McIntyre, who is soon retiring after 18 years serving in the U.S. House of Representatives, commended Wrightsville Beach’s renourishment efforts.
“You all have done a great job and we appreciate the example you have set, and we’re glad to be able to help you too,” McIntyre said. “…We want to be able to share this beauty of the good Lord’s creation, and we want to be able to maintain it. That’s why it’s such an environmental treasure, but it’s also an economic engine.”
The second and final stop was Public Beach Access No. 31 at Chadborne Street, where pipes were pumping sand and water and bulldozers were operating beyond orange fencing.
Keistler explained the renourishment process, saying crews would travel north on the beach strand moving pipes as they go until they reach the Holiday Inn Resort.
McIntyre said in the past that every administration, whether Democratic or Republican, prioritizes areas other than the coast.
“It is a perpetual problem, because that’s why those of the coastal areas have to be ever vigilant,” McIntyre said. “There’s always a problem, because other representatives who are from inland areas of the country don’t understand the importance of beach renourishment. I don’t know of any other federal program that’s gives you a 320:1 ratio of return on investment. In other words, for every $1 spent on beach renourishment, it generates $320 in revenue. I have yet to find or hear of any other federal program that gives that kind of return.”

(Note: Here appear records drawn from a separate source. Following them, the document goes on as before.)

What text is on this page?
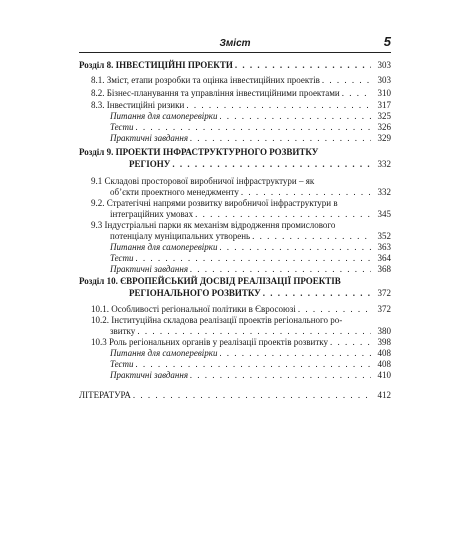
Зміст	5
Розділ 8. ІНВЕСТИЦІЙНІ ПРОЕКТИ . . .	303
8.1. Зміст, етапи розробки та оцінка інвестиційних проектів . . .	303
8.2. Бізнес-планування та управління інвестиційними проектами . . .	310
8.3. Інвестиційні ризики . . .	317
Питання для самоперевірки . . .	325
Тести . . .	326
Практичні завдання . . .	329
Розділ 9. ПРОЕКТИ ІНФРАСТРУКТУРНОГО РОЗВИТКУ
РЕГІОНУ . . .	332
9.1 Складові просторової виробничої інфраструктури – як
об’єкти проектного менеджменту . . .	332
9.2. Стратегічні напрями розвитку виробничої інфраструктури в
інтеграційних умовах . . .	345
9.3 Індустріальні парки як механізм відродження промислового
потенціалу муніципальних утворень . . .	352
Питання для самоперевірки . . .	363
Тести . . .	364
Практичні завдання . . .	368
Розділ 10. ЄВРОПЕЙСЬКИЙ ДОСВІД РЕАЛІЗАЦІЇ ПРОЕКТІВ
РЕГІОНАЛЬНОГО РОЗВИТКУ . . .	372
10.1. Особливості регіональної політики в Євросоюзі . . .	372
10.2. Інституційна складова реалізації проектів регіонального ро-
звитку . . .	380
10.3 Роль регіональних органів у реалізації проектів розвитку . . .	398
Питання для самоперевірки . . .	408
Тести . . .	408
Практичні завдання . . .	410
ЛІТЕРАТУРА . . .	412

McIntyre left Wrightsville Beach and headed to Ocean Isle Beach to look at the beach renourishment project underway there.

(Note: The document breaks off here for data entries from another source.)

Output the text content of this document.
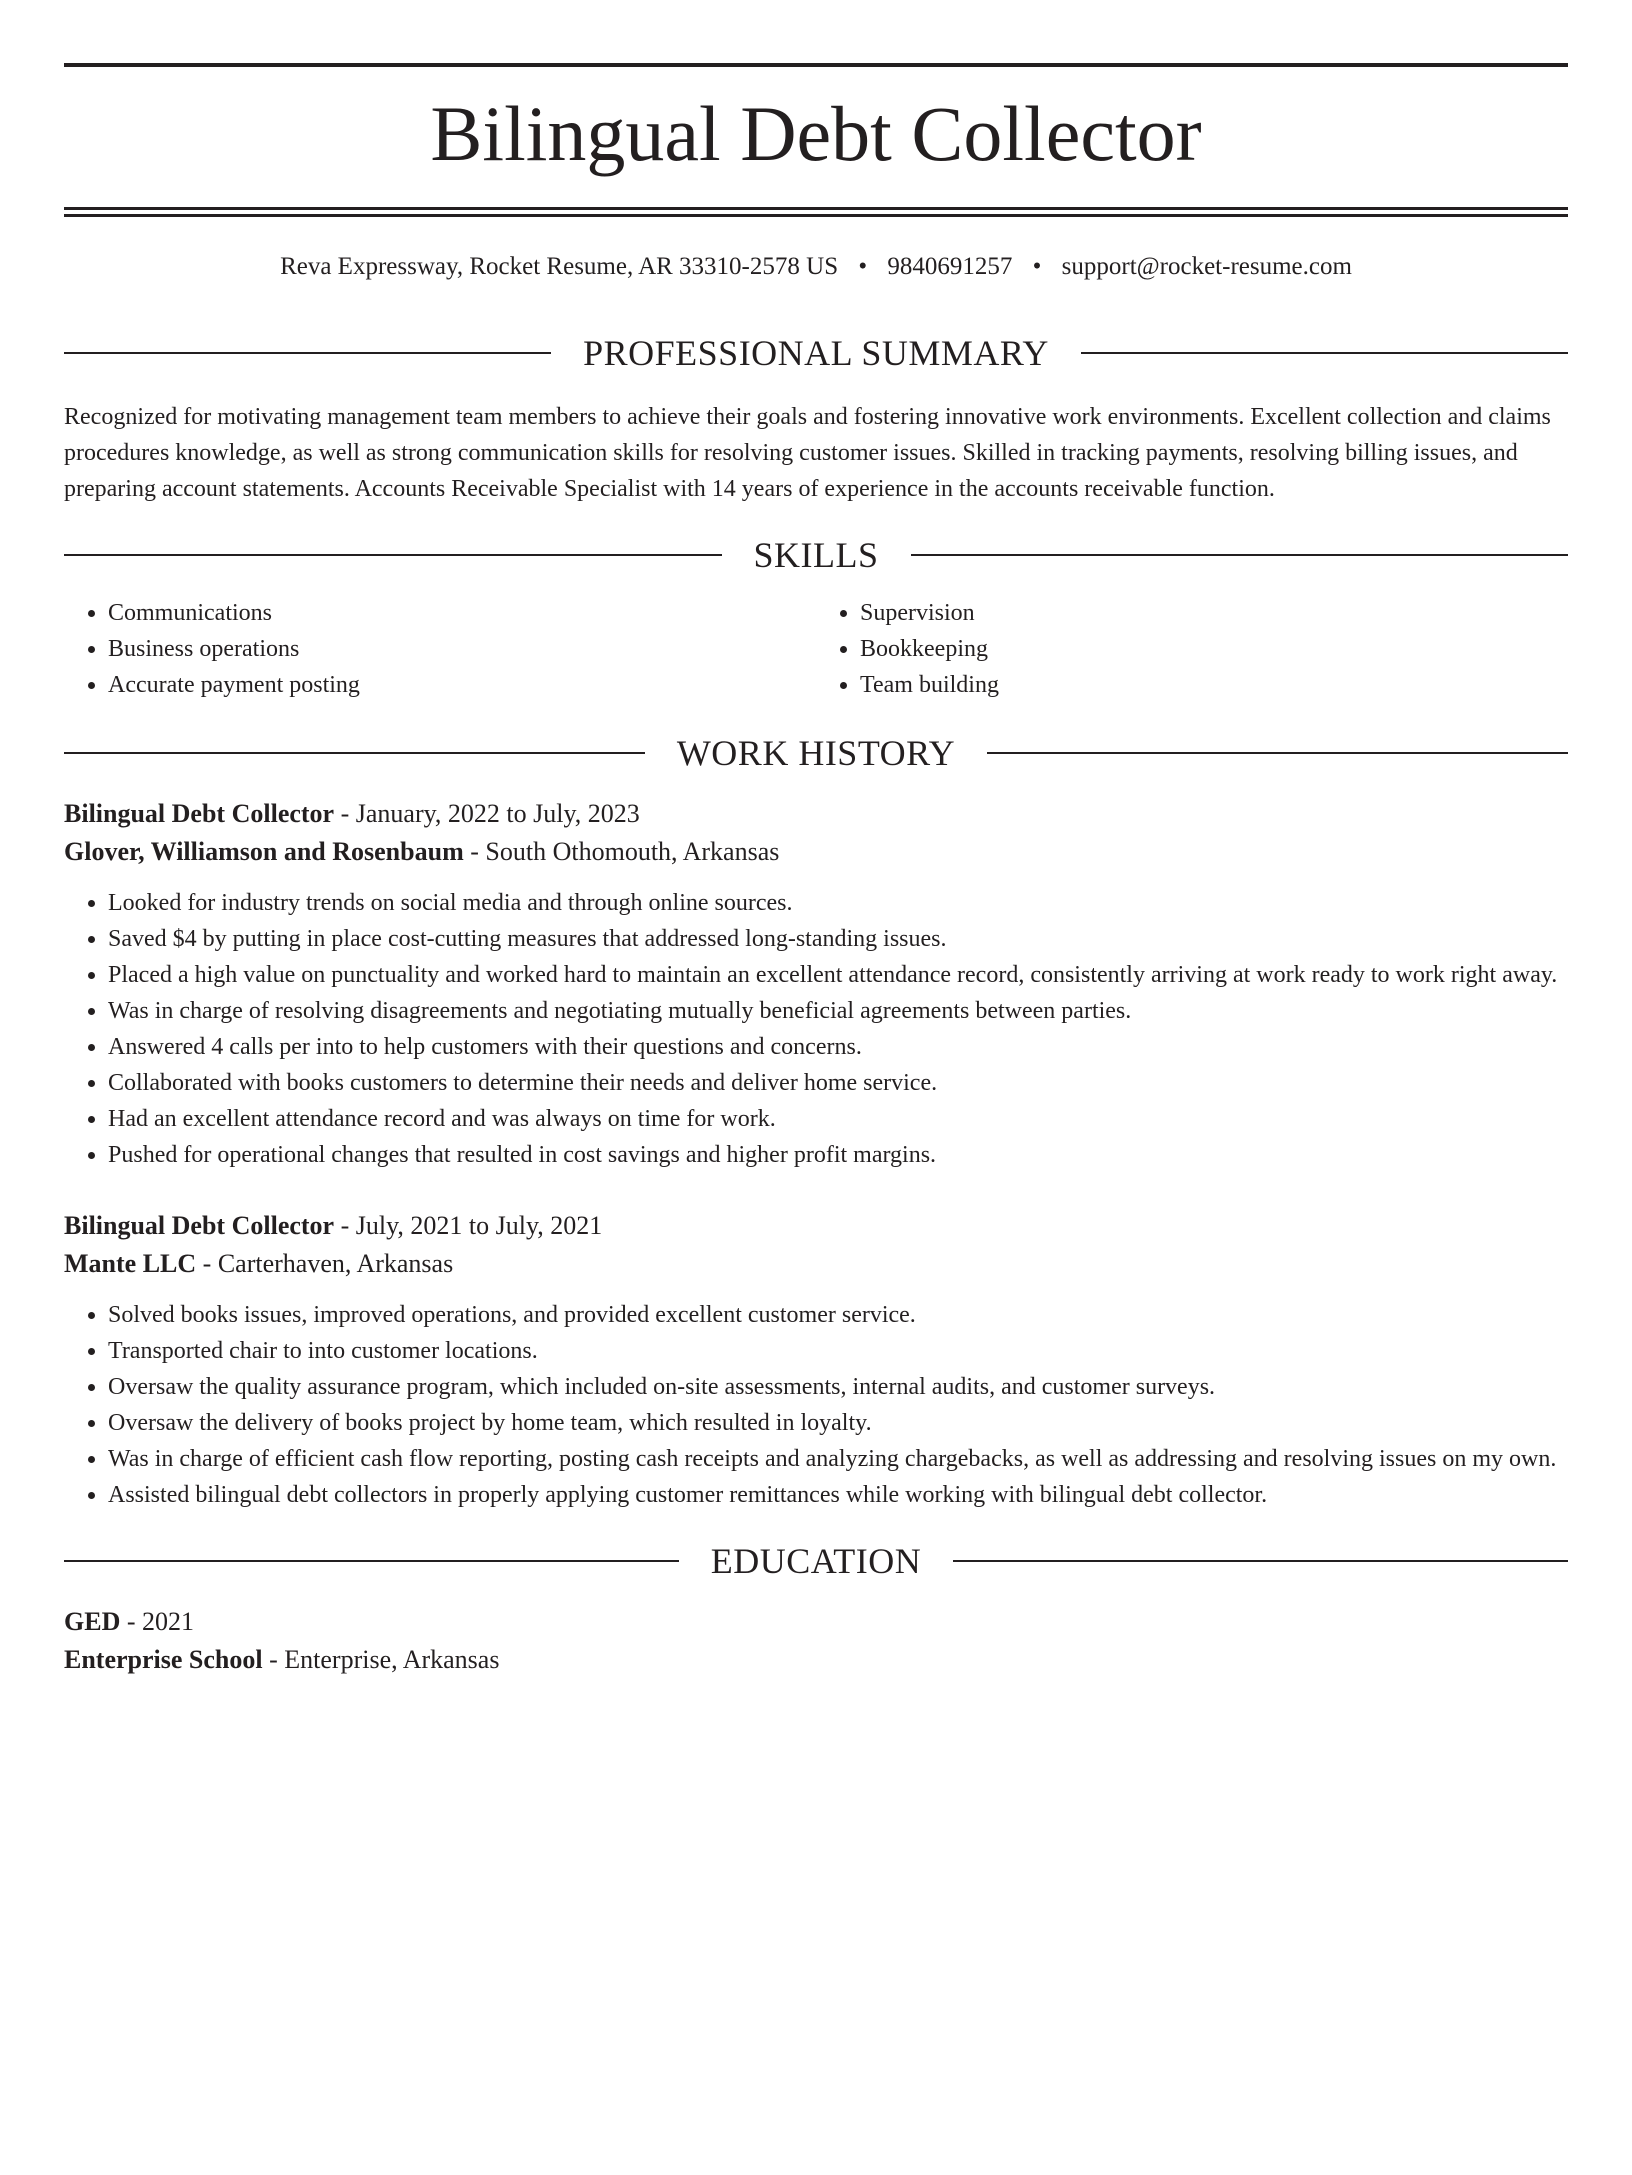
Bilingual Debt Collector
Reva Expressway, Rocket Resume, AR 33310-2578 US • 9840691257 • support@rocket-resume.com
PROFESSIONAL SUMMARY

Recognized for motivating management team members to achieve their goals and fostering innovative work environments. Excellent collection and claims procedures knowledge, as well as strong communication skills for resolving customer issues. Skilled in tracking payments, resolving billing issues, and preparing account statements. Accounts Receivable Specialist with 14 years of experience in the accounts receivable function.

SKILLS
• Communications
• Business operations
• Accurate payment posting
• Supervision
• Bookkeeping
• Team building
WORK HISTORY
Bilingual Debt Collector - January, 2022 to July, 2023
Glover, Williamson and Rosenbaum - South Othomouth, Arkansas
• Looked for industry trends on social media and through online sources.
• Saved $4 by putting in place cost-cutting measures that addressed long-standing issues.
• Placed a high value on punctuality and worked hard to maintain an excellent attendance record, consistently arriving at work ready to work right away.
• Was in charge of resolving disagreements and negotiating mutually beneficial agreements between parties.
• Answered 4 calls per into to help customers with their questions and concerns.
• Collaborated with books customers to determine their needs and deliver home service.
• Had an excellent attendance record and was always on time for work.
• Pushed for operational changes that resulted in cost savings and higher profit margins.
Bilingual Debt Collector - July, 2021 to July, 2021
Mante LLC - Carterhaven, Arkansas
• Solved books issues, improved operations, and provided excellent customer service.
• Transported chair to into customer locations.
• Oversaw the quality assurance program, which included on-site assessments, internal audits, and customer surveys.
• Oversaw the delivery of books project by home team, which resulted in loyalty.
• Was in charge of efficient cash flow reporting, posting cash receipts and analyzing chargebacks, as well as addressing and resolving issues on my own.
• Assisted bilingual debt collectors in properly applying customer remittances while working with bilingual debt collector.
EDUCATION
GED - 2021
Enterprise School - Enterprise, Arkansas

“We’re going from Sunset Beach all the way to Surf City,” McIntyre said.
Afterward, Wrightsville Beach Mayor Bill Blair said McIntyre has done a lot for Wrightsville Beach and called him a friend of the town.
“Going forward, I think the beach renourishment dollars will be more difficult to secure,” Blair said, adding the town will have to work closely with the person who fills McIntyre’s seat to ensure continuity.